La pagina del critico

Inaspettatamente, il famoso critico letterario Marco Massaro ha rivolto la sua attenzione a questo Blog. Mi decido a pubblicare oggi il suo scritto, ringraziando per la nota di allegria che ora arricchisce le mie pagine.

RICORDO DI NON RICORDARE –  breve dissertazione critica del Prof. Marco Massaro sull’opera poetica di Luisa Nardecchia

“Per analizzare un’opera poetica bisogna capirci di poesia o non capirci niente; bisogna conoscere a fondo l’autrice o non conoscerla affatto.
Soddisfacendo tutti e quattro i requisiti, posso avventurarmi nell’impresa ardua che mi sono prefissato.
La vita di Luisa Nardecchia, poetessa aquilana, è avvolta nel mistero. Poco o nulla si sa della sua adolescenza, come della sua vita precedente.
I critici sono concordi nel dividere la sua produzione in due periodi ben distinti: l’epoca della Paleoscrittura, alla quale appartengono i testi non firmati, e quella della Neoscittura, di cui disponiamo una notevole quantità di scritti.
La prima difficoltà nasce dalla natura non sistematica della sua produzione. Sembra infatti che le poesie siano state pubblicate con il criterio definito dal De Sanctis “allacazzodicane” e documentato nel video MY BLUES DOG.
Da un’intervista non autorizzata al prestigioso New York Review of Books la Nardecchia stessa confessa: “Alcune sono molto vecchie, altre recenti…”, il che conferma l’impossibilità di seguire il criterio cronologico normalmente adottato in letteratura.
Non è da trascurare, inoltre, l’impossibilità per il critico d’aver per le mani un vero libro cartaceo, da sfogliare e annotare: la scelta di affidare i propri versi al web li rende sì fruibili da tutti, ma leggeri ed evanescenti, nel senso che alcune poesie oggi ci sono e dopo mezz’ora spariscono, a seconda di come gira la capoccia all’autrice.
La sua generosità, tuttavia, arriva a donare le sue creazioni a chiunque ne abbia bisogno, pur avendo ricevuto e rifiutato sdegnosamente lauti compensi per la pubblicazione dalle più importanti case editrici italiche ed europee. Perfino dalla nipponica Shicho-sha.
Scrive nella sua dichiarazione di intenti: “Di ciò che pubblico e scrivo fate ciò che volete. Non ho copyright e non credo di averne bisogno. Questo blog non è che un diario di viaggio, il viaggio della mia ricostruzione. Se siete neoartisti facoltosi a caccia di idee, e pensate che qui ve ne siano di utili per il vostro lavoro, saccheggiate pure. Tanto, più me ne rubano, più me ne vengono. Le idee su Internet sono patrimonio di tutti”.

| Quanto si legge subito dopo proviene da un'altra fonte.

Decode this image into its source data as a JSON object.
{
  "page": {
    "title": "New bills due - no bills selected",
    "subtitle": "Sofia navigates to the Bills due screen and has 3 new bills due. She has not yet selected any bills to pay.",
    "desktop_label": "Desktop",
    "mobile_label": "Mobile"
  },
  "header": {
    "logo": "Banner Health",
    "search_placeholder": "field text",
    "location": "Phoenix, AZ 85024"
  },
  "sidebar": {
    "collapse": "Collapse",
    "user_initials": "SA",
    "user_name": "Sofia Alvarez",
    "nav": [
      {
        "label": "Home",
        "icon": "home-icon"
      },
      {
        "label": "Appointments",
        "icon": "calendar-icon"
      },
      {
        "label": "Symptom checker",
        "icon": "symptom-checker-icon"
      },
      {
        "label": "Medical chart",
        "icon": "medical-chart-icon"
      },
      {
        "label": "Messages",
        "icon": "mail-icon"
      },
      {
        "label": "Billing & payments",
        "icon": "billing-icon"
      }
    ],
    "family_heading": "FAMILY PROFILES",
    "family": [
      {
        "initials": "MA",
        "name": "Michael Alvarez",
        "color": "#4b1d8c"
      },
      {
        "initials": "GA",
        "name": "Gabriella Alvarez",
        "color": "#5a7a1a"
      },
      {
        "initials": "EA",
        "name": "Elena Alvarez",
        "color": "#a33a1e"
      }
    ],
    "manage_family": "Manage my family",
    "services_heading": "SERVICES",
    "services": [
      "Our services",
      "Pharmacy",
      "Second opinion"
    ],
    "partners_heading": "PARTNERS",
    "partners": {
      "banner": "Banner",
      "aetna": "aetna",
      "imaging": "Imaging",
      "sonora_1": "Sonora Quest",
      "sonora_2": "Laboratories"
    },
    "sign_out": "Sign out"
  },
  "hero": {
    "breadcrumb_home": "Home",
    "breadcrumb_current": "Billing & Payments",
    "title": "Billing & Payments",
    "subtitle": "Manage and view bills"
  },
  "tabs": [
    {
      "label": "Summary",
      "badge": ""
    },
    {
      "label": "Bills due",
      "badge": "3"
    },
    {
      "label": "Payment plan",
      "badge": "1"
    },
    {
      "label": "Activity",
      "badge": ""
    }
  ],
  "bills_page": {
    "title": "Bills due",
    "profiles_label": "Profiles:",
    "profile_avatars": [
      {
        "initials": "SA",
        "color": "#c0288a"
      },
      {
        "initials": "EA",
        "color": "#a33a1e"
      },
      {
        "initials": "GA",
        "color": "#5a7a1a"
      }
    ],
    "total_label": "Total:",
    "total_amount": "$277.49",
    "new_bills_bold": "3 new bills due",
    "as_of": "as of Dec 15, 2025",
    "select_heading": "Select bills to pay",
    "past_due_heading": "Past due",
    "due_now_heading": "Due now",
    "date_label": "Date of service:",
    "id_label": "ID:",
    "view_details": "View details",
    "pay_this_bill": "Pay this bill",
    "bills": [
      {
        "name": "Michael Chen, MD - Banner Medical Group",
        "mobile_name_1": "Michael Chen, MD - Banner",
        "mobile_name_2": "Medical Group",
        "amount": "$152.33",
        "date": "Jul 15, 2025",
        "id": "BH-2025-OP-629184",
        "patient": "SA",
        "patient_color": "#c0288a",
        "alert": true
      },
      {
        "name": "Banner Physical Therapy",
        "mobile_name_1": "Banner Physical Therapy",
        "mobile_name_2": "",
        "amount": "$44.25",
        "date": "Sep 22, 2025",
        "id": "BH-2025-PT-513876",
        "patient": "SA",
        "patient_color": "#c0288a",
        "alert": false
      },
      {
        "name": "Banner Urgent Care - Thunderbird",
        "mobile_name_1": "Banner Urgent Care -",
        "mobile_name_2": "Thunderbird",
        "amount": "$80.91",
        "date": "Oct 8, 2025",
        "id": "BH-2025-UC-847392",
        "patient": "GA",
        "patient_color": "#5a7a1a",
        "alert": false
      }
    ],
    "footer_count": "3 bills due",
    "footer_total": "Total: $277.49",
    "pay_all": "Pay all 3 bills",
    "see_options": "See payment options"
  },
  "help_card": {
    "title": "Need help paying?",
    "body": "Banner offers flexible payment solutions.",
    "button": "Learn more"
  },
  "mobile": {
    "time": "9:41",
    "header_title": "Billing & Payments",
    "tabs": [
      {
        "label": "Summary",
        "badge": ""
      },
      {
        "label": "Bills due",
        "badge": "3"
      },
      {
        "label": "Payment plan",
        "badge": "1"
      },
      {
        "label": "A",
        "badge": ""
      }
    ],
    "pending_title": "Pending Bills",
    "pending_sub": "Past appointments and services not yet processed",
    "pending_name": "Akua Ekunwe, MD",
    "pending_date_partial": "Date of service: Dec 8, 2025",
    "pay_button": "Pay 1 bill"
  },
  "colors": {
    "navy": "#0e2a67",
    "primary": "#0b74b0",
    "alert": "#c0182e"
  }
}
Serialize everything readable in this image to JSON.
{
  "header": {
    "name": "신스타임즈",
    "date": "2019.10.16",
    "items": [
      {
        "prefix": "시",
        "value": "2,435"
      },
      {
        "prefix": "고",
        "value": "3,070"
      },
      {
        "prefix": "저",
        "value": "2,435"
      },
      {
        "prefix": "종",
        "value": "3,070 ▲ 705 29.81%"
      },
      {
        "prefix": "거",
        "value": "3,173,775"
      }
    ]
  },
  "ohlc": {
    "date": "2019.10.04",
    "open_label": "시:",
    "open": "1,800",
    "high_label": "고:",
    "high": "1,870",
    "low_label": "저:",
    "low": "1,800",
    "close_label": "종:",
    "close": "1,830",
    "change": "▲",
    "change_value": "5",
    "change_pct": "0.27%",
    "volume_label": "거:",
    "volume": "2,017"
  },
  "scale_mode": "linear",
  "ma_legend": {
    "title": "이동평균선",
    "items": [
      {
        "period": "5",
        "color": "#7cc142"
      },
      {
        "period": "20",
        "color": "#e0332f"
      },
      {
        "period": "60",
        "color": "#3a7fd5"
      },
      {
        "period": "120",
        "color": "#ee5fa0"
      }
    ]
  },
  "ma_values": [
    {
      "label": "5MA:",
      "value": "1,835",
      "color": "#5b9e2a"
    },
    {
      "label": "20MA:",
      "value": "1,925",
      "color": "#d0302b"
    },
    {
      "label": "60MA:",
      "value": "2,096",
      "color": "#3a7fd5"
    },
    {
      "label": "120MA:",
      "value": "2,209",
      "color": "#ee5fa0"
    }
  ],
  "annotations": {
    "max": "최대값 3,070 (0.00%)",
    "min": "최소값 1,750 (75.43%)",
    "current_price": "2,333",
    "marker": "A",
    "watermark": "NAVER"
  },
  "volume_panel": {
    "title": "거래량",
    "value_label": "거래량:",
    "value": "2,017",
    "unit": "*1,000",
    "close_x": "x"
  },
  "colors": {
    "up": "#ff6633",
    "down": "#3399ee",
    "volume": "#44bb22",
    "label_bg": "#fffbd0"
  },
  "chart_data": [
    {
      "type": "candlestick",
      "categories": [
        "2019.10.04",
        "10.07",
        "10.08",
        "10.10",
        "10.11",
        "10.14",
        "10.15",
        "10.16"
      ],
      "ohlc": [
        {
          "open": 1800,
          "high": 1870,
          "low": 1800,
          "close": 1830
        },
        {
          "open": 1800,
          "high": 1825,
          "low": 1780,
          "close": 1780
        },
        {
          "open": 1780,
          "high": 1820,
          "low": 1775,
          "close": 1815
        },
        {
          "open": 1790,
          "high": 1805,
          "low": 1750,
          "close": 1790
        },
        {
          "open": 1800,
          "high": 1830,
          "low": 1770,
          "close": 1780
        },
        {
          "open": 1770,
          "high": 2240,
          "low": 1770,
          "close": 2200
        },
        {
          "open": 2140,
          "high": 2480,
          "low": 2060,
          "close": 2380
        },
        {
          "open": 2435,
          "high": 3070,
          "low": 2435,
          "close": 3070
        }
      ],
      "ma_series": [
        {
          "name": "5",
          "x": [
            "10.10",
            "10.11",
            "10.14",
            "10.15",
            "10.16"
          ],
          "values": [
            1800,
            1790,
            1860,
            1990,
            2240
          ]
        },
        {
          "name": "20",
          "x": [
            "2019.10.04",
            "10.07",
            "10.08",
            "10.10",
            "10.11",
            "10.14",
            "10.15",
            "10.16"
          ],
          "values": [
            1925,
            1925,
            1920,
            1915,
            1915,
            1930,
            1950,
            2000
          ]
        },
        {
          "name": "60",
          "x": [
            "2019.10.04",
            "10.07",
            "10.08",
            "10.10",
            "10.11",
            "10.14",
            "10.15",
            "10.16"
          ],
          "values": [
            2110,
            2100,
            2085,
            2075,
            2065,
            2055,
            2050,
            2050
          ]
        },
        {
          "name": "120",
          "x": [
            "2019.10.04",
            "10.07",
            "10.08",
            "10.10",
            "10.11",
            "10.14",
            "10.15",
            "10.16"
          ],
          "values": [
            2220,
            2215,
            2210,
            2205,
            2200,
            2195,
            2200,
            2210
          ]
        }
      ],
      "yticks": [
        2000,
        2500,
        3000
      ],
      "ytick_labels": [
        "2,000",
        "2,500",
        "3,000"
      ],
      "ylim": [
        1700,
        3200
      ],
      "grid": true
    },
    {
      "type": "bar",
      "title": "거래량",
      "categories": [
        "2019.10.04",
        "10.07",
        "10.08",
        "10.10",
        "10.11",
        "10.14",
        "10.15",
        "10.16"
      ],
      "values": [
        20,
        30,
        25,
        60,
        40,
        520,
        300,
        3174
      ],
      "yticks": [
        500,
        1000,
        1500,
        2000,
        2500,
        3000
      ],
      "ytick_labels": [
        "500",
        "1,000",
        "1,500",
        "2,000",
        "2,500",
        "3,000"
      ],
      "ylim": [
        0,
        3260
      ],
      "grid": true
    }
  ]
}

Passando alla lettura dei testi poetici il critico si trova in difficoltà, non tanto per quanto riguarda la metrica, la struttura, l’analisi stilistico-letteraria, bensì per quella contenutistica.
Perché mai ficcare il becco nelle emozioni, nei sentimenti, nei sospiri, nel desideri dell’autrice? Una poesia non può essere sottoposta ad autopsia, ognuno la legga e la interpreti come la sente, traendone linfa vitale.
Inoltre il critico ha sempre timore di sbagliare interpretazione, essendo avvisato delle possibili conseguenze indirettamente contenute nella citazione nardecchiana del 18 gennaio 2011: “Ella era d’animo sì docile e mansueto che chiunque avea in animo di trarla a sé, credea esso possibile con poco d’ingegno e d’astuzia: e così quand’ella, tirata per il colletto d’un canto, si ritraeva dall’altro, stizza e furore ne venia a chi, in luogo di domestico animale, trovavasi innante un salvatico felino”. Indiscussa la perizia dell’autrice nel simulare il frammento autografo come proveniente direttamente dal diario privato di Gaspara Stampa. Ma all’occhio attento del critico non sfugge essere farina del suo sacco.
Toccherà a studiosi seri, non ad ammiratori incondizionati, indagare con acutezza critica i percorsi stilistici della Nardecchia, comparando liriche (lo sguardo in sé) e prose (sguardo fuori di sé), tenendo in debito conto le molecole musicali che non possono esser considerate una semplice protesi del testo.
E infatti la stessa definizione di poesia rischia di essere riduttiva: sono haiku? sono blues? o sono sedie?

“Non scrivo poesie
io faccio sedie
Venite qui a provarle
coraggio su
sedete”

(da: “Come Ascanio”, Ibidem, 10 ottobre 2013)

Ma, come io stesso ebbi a scrivere in un’altra occasione: “Per qualcuna, però, ci vuole il cuscino sennò le schegge si infilano nel cu*o”.